Comte then admits the preliminary test, but he is opposed to free examination indefinitely renewed. This distinction allows us to reconcile some of his declarations which otherwise would appear contradictory. His language differs according as he speaks of the positive dogma in the process of formation, or of that dogma once it has been formed. When it is in process of formation the dogma is subject to criticism, and if it is not victorious in resisting it it does not become an object of belief. No matter how much we may deplore the ever-dissolving energy of the spirit of analysis and of examination, it remains beneficial none the less, by compelling, for the intellectual and moral reorganisation, the production of a philosophy capable of sustaining the decisive test of a deep discussion, “freely prolonged until the entire conviction of public reason” has taken place. This is a condition from which nothing henceforth can exempt us.[317] The spiritual reorganisation, says Comte, will be the result of purely intellectual action. It supposes a voluntary and unanimous assent at the end of complete discussion without the intervention of the spiritual powers to hasten the conclusion.

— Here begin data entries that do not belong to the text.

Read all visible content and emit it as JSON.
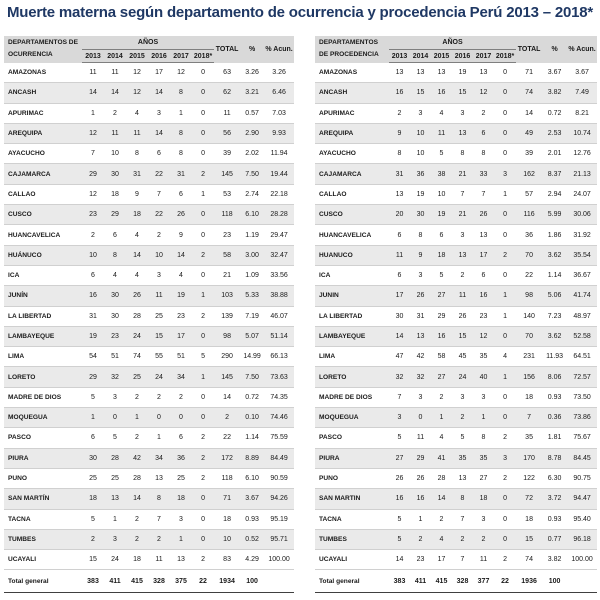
{
  "title": "Muerte materna según departamento de ocurrencia  y procedencia Perú 2013 – 2018*",
  "left_table": {
    "dept_header": [
      "DEPARTAMENTOS DE",
      "OCURRENCIA"
    ],
    "years_header": "AÑOS",
    "years": [
      "2013",
      "2014",
      "2015",
      "2016",
      "2017",
      "2018*"
    ],
    "total_header": "TOTAL",
    "pct_header": "%",
    "acum_header": "% Acun.",
    "rows": [
      [
        "AMAZONAS",
        "11",
        "11",
        "12",
        "17",
        "12",
        "0",
        "63",
        "3.26",
        "3.26"
      ],
      [
        "ANCASH",
        "14",
        "14",
        "12",
        "14",
        "8",
        "0",
        "62",
        "3.21",
        "6.46"
      ],
      [
        "APURIMAC",
        "1",
        "2",
        "4",
        "3",
        "1",
        "0",
        "11",
        "0.57",
        "7.03"
      ],
      [
        "AREQUIPA",
        "12",
        "11",
        "11",
        "14",
        "8",
        "0",
        "56",
        "2.90",
        "9.93"
      ],
      [
        "AYACUCHO",
        "7",
        "10",
        "8",
        "6",
        "8",
        "0",
        "39",
        "2.02",
        "11.94"
      ],
      [
        "CAJAMARCA",
        "29",
        "30",
        "31",
        "22",
        "31",
        "2",
        "145",
        "7.50",
        "19.44"
      ],
      [
        "CALLAO",
        "12",
        "18",
        "9",
        "7",
        "6",
        "1",
        "53",
        "2.74",
        "22.18"
      ],
      [
        "CUSCO",
        "23",
        "29",
        "18",
        "22",
        "26",
        "0",
        "118",
        "6.10",
        "28.28"
      ],
      [
        "HUANCAVELICA",
        "2",
        "6",
        "4",
        "2",
        "9",
        "0",
        "23",
        "1.19",
        "29.47"
      ],
      [
        "HUÁNUCO",
        "10",
        "8",
        "14",
        "10",
        "14",
        "2",
        "58",
        "3.00",
        "32.47"
      ],
      [
        "ICA",
        "6",
        "4",
        "4",
        "3",
        "4",
        "0",
        "21",
        "1.09",
        "33.56"
      ],
      [
        "JUNÍN",
        "16",
        "30",
        "26",
        "11",
        "19",
        "1",
        "103",
        "5.33",
        "38.88"
      ],
      [
        "LA LIBERTAD",
        "31",
        "30",
        "28",
        "25",
        "23",
        "2",
        "139",
        "7.19",
        "46.07"
      ],
      [
        "LAMBAYEQUE",
        "19",
        "23",
        "24",
        "15",
        "17",
        "0",
        "98",
        "5.07",
        "51.14"
      ],
      [
        "LIMA",
        "54",
        "51",
        "74",
        "55",
        "51",
        "5",
        "290",
        "14.99",
        "66.13"
      ],
      [
        "LORETO",
        "29",
        "32",
        "25",
        "24",
        "34",
        "1",
        "145",
        "7.50",
        "73.63"
      ],
      [
        "MADRE DE DIOS",
        "5",
        "3",
        "2",
        "2",
        "2",
        "0",
        "14",
        "0.72",
        "74.35"
      ],
      [
        "MOQUEGUA",
        "1",
        "0",
        "1",
        "0",
        "0",
        "0",
        "2",
        "0.10",
        "74.46"
      ],
      [
        "PASCO",
        "6",
        "5",
        "2",
        "1",
        "6",
        "2",
        "22",
        "1.14",
        "75.59"
      ],
      [
        "PIURA",
        "30",
        "28",
        "42",
        "34",
        "36",
        "2",
        "172",
        "8.89",
        "84.49"
      ],
      [
        "PUNO",
        "25",
        "25",
        "28",
        "13",
        "25",
        "2",
        "118",
        "6.10",
        "90.59"
      ],
      [
        "SAN MARTÍN",
        "18",
        "13",
        "14",
        "8",
        "18",
        "0",
        "71",
        "3.67",
        "94.26"
      ],
      [
        "TACNA",
        "5",
        "1",
        "2",
        "7",
        "3",
        "0",
        "18",
        "0.93",
        "95.19"
      ],
      [
        "TUMBES",
        "2",
        "3",
        "2",
        "2",
        "1",
        "0",
        "10",
        "0.52",
        "95.71"
      ],
      [
        "UCAYALI",
        "15",
        "24",
        "18",
        "11",
        "13",
        "2",
        "83",
        "4.29",
        "100.00"
      ]
    ],
    "total_row": [
      "Total general",
      "383",
      "411",
      "415",
      "328",
      "375",
      "22",
      "1934",
      "100",
      ""
    ]
  },
  "right_table": {
    "dept_header": [
      "DEPARTAMENTOS",
      "DE PROCEDENCIA"
    ],
    "years_header": "AÑOS",
    "years": [
      "2013",
      "2014",
      "2015",
      "2016",
      "2017",
      "2018*"
    ],
    "total_header": "TOTAL",
    "pct_header": "%",
    "acum_header": "% Acun.",
    "rows": [
      [
        "AMAZONAS",
        "13",
        "13",
        "13",
        "19",
        "13",
        "0",
        "71",
        "3.67",
        "3.67"
      ],
      [
        "ANCASH",
        "16",
        "15",
        "16",
        "15",
        "12",
        "0",
        "74",
        "3.82",
        "7.49"
      ],
      [
        "APURIMAC",
        "2",
        "3",
        "4",
        "3",
        "2",
        "0",
        "14",
        "0.72",
        "8.21"
      ],
      [
        "AREQUIPA",
        "9",
        "10",
        "11",
        "13",
        "6",
        "0",
        "49",
        "2.53",
        "10.74"
      ],
      [
        "AYACUCHO",
        "8",
        "10",
        "5",
        "8",
        "8",
        "0",
        "39",
        "2.01",
        "12.76"
      ],
      [
        "CAJAMARCA",
        "31",
        "36",
        "38",
        "21",
        "33",
        "3",
        "162",
        "8.37",
        "21.13"
      ],
      [
        "CALLAO",
        "13",
        "19",
        "10",
        "7",
        "7",
        "1",
        "57",
        "2.94",
        "24.07"
      ],
      [
        "CUSCO",
        "20",
        "30",
        "19",
        "21",
        "26",
        "0",
        "116",
        "5.99",
        "30.06"
      ],
      [
        "HUANCAVELICA",
        "6",
        "8",
        "6",
        "3",
        "13",
        "0",
        "36",
        "1.86",
        "31.92"
      ],
      [
        "HUANUCO",
        "11",
        "9",
        "18",
        "13",
        "17",
        "2",
        "70",
        "3.62",
        "35.54"
      ],
      [
        "ICA",
        "6",
        "3",
        "5",
        "2",
        "6",
        "0",
        "22",
        "1.14",
        "36.67"
      ],
      [
        "JUNIN",
        "17",
        "26",
        "27",
        "11",
        "16",
        "1",
        "98",
        "5.06",
        "41.74"
      ],
      [
        "LA LIBERTAD",
        "30",
        "31",
        "29",
        "26",
        "23",
        "1",
        "140",
        "7.23",
        "48.97"
      ],
      [
        "LAMBAYEQUE",
        "14",
        "13",
        "16",
        "15",
        "12",
        "0",
        "70",
        "3.62",
        "52.58"
      ],
      [
        "LIMA",
        "47",
        "42",
        "58",
        "45",
        "35",
        "4",
        "231",
        "11.93",
        "64.51"
      ],
      [
        "LORETO",
        "32",
        "32",
        "27",
        "24",
        "40",
        "1",
        "156",
        "8.06",
        "72.57"
      ],
      [
        "MADRE DE DIOS",
        "7",
        "3",
        "2",
        "3",
        "3",
        "0",
        "18",
        "0.93",
        "73.50"
      ],
      [
        "MOQUEGUA",
        "3",
        "0",
        "1",
        "2",
        "1",
        "0",
        "7",
        "0.36",
        "73.86"
      ],
      [
        "PASCO",
        "5",
        "11",
        "4",
        "5",
        "8",
        "2",
        "35",
        "1.81",
        "75.67"
      ],
      [
        "PIURA",
        "27",
        "29",
        "41",
        "35",
        "35",
        "3",
        "170",
        "8.78",
        "84.45"
      ],
      [
        "PUNO",
        "26",
        "26",
        "28",
        "13",
        "27",
        "2",
        "122",
        "6.30",
        "90.75"
      ],
      [
        "SAN MARTIN",
        "16",
        "16",
        "14",
        "8",
        "18",
        "0",
        "72",
        "3.72",
        "94.47"
      ],
      [
        "TACNA",
        "5",
        "1",
        "2",
        "7",
        "3",
        "0",
        "18",
        "0.93",
        "95.40"
      ],
      [
        "TUMBES",
        "5",
        "2",
        "4",
        "2",
        "2",
        "0",
        "15",
        "0.77",
        "96.18"
      ],
      [
        "UCAYALI",
        "14",
        "23",
        "17",
        "7",
        "11",
        "2",
        "74",
        "3.82",
        "100.00"
      ]
    ],
    "total_row": [
      "Total general",
      "383",
      "411",
      "415",
      "328",
      "377",
      "22",
      "1936",
      "100",
      ""
    ]
  }
}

But does it follow that freedom of examination should _remain_ indefinitely without limits? Undoubtedly it has been a good thing that men should see in this liberty an indefeasible right which they were all to enjoy. The dissolution of old beliefs in this way was easier and more rapid. The better this “singular phase” in our social development is analysed, the more will the conviction gain ground that without the conquest and use of this unlimited freedom social reorganisation could not have been prepared. But this singular phase was a transitory one. When it has been gone through, when common principles have again become universally accepted, “after sufficient verification,” the right of examination will again return within its normal and permanent limits, which consist in discussing the connection of consequences with fundamental and uniformly respected rules, but without again questioning these rules themselves.[318]

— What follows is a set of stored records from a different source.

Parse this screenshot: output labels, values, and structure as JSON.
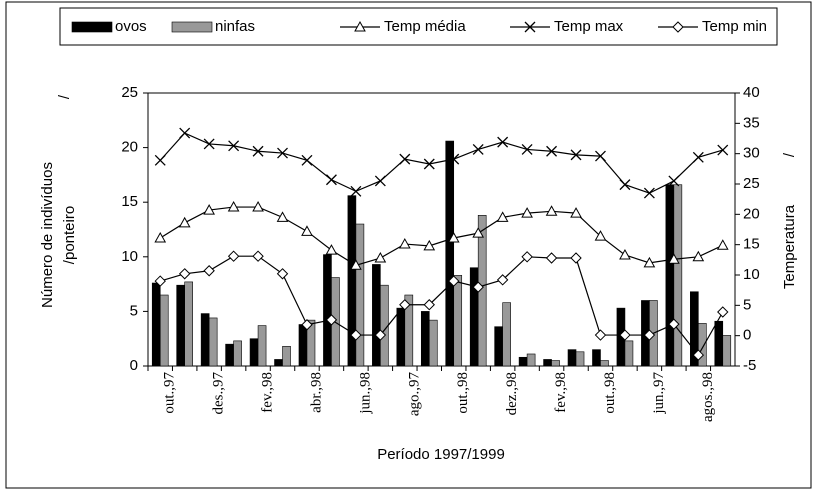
{
  "chart_data": {
    "type": "bar",
    "xlabel": "Período 1997/1999",
    "ylabel": [
      "Número de indivíduos",
      "/ponteiro"
    ],
    "y2label": "Temperatura",
    "annotations": [
      "/",
      "/"
    ],
    "categories": [
      "out.,97",
      null,
      "des.,97",
      null,
      "fev.,98",
      null,
      "abr.,98",
      null,
      "jun.,98",
      null,
      "ago.,97",
      null,
      "out.,98",
      null,
      "dez.,98",
      null,
      "fev.,98",
      null,
      "out.,98",
      null,
      "jun.,97",
      null,
      "agos.,98",
      null
    ],
    "ylim": [
      0,
      25
    ],
    "yticks": [
      0,
      5,
      10,
      15,
      20,
      25
    ],
    "y2lim": [
      -5,
      40
    ],
    "y2ticks": [
      -5,
      0,
      5,
      10,
      15,
      20,
      25,
      30,
      35,
      40
    ],
    "series": [
      {
        "name": "ovos",
        "type": "bar",
        "color": "#000000",
        "values": [
          7.6,
          7.4,
          4.8,
          2.0,
          2.5,
          0.6,
          3.8,
          10.2,
          15.6,
          9.3,
          5.3,
          5.0,
          20.6,
          9.0,
          3.6,
          0.8,
          0.6,
          1.5,
          1.5,
          5.3,
          6.0,
          16.6,
          6.8,
          4.1
        ]
      },
      {
        "name": "ninfas",
        "type": "bar",
        "color": "#999999",
        "values": [
          6.5,
          7.7,
          4.4,
          2.3,
          3.7,
          1.8,
          4.2,
          8.1,
          13.0,
          7.4,
          6.5,
          4.2,
          8.3,
          13.8,
          5.8,
          1.1,
          0.5,
          1.3,
          0.5,
          2.3,
          6.0,
          16.6,
          3.9,
          2.8
        ]
      },
      {
        "name": "Temp média",
        "type": "line",
        "marker": "triangle",
        "axis": "y2",
        "color": "#000000",
        "values": [
          16.1,
          18.6,
          20.7,
          21.2,
          21.2,
          19.5,
          17.2,
          14.1,
          11.6,
          12.8,
          15.1,
          14.8,
          16.1,
          16.9,
          19.5,
          20.2,
          20.5,
          20.2,
          16.4,
          13.3,
          12.0,
          12.6,
          13.0,
          14.9
        ]
      },
      {
        "name": "Temp max",
        "type": "line",
        "marker": "x",
        "axis": "y2",
        "color": "#000000",
        "values": [
          28.9,
          33.4,
          31.6,
          31.3,
          30.4,
          30.1,
          28.9,
          25.7,
          23.8,
          25.5,
          29.1,
          28.3,
          29.1,
          30.7,
          31.9,
          30.7,
          30.4,
          29.8,
          29.6,
          24.9,
          23.5,
          25.5,
          29.4,
          30.6
        ]
      },
      {
        "name": "Temp min",
        "type": "line",
        "marker": "diamond",
        "axis": "y2",
        "color": "#000000",
        "values": [
          9.0,
          10.2,
          10.7,
          13.1,
          13.1,
          10.2,
          1.8,
          2.6,
          0.1,
          0.1,
          5.1,
          5.1,
          9.0,
          8.0,
          9.2,
          13.0,
          12.8,
          12.8,
          0.1,
          0.1,
          0.1,
          1.9,
          -3.2,
          3.9
        ]
      }
    ]
  }
}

The question then reduces itself to knowing when the test may be legitimately considered as at an end. Will the individual approbation of all the members of society be required, and a kind of consecration by universal suffrage? As a matter of fact, such unanimity will perhaps never be realised. In justice it is not necessary. When we demand it we forget that Politic science is a positive science, the highest and most complicated of all. No one possesses any authority in the sciences if he is not competent. The people has no thought of making its opinion prevail in them; and, in matters of science, all who are not in a condition to understand demonstrations are the people. The convergence of intellects presupposes the voluntary and intentional renunciation on the part of the greater number of their “sovereign right of examination.”[319]

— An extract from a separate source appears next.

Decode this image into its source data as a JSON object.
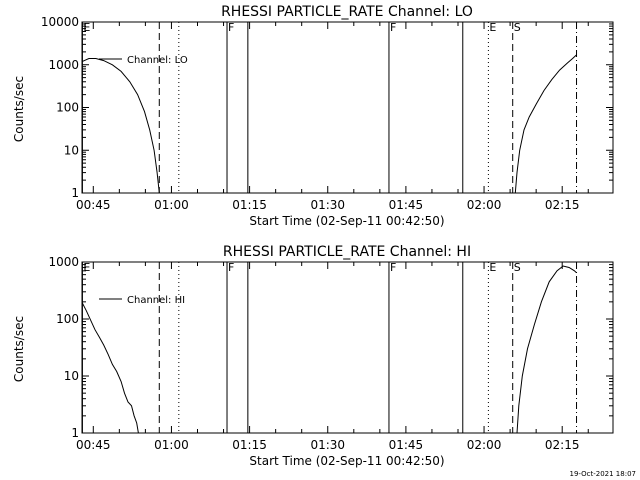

In this way the right is taken from no one. The use of it is simply intrusted by those who are incompetent to the competent ones. This intrusting, freely accepted by all, lasts as long as the conditions which made it necessary. No moral order could be compatible with the “wandering liberty of minds at the present time,” if it were to persist indefinitely. It is not possible that any man, whether he be competent or not, should every day call into discussion the very bases of society. “Systematic tolerance cannot exist, and has never really existed, except on the subject of opinions which are regarded as indifferent or as doubtful.”[320]

Such is the meaning of the celebrated passages on liberty of conscience with which Comte has so often been reproached. He had written it in 1822, and quoted it himself in the fourth volume of the _Cours de philosophie positive_,[321] never suspecting that anything could be said against it. “There is no liberty of conscience in astronomy, in physics, in chemistry, in physiology, in the sense that everyone would deem it absurd not to take on trust the principles established in these sciences by competent men. If it is otherwise in politics, it is because the old principles have fallen, and, as the new ones are not yet formed, there are, properly speaking, in this interval no established principles.” It is then in no way a question of imposing beliefs upon men of which they are not to judge, by a kind of spiritual despotism. Comte merely wishes to extend to politics, _considered as a positive science_, what is admitted in the other sciences by common consent.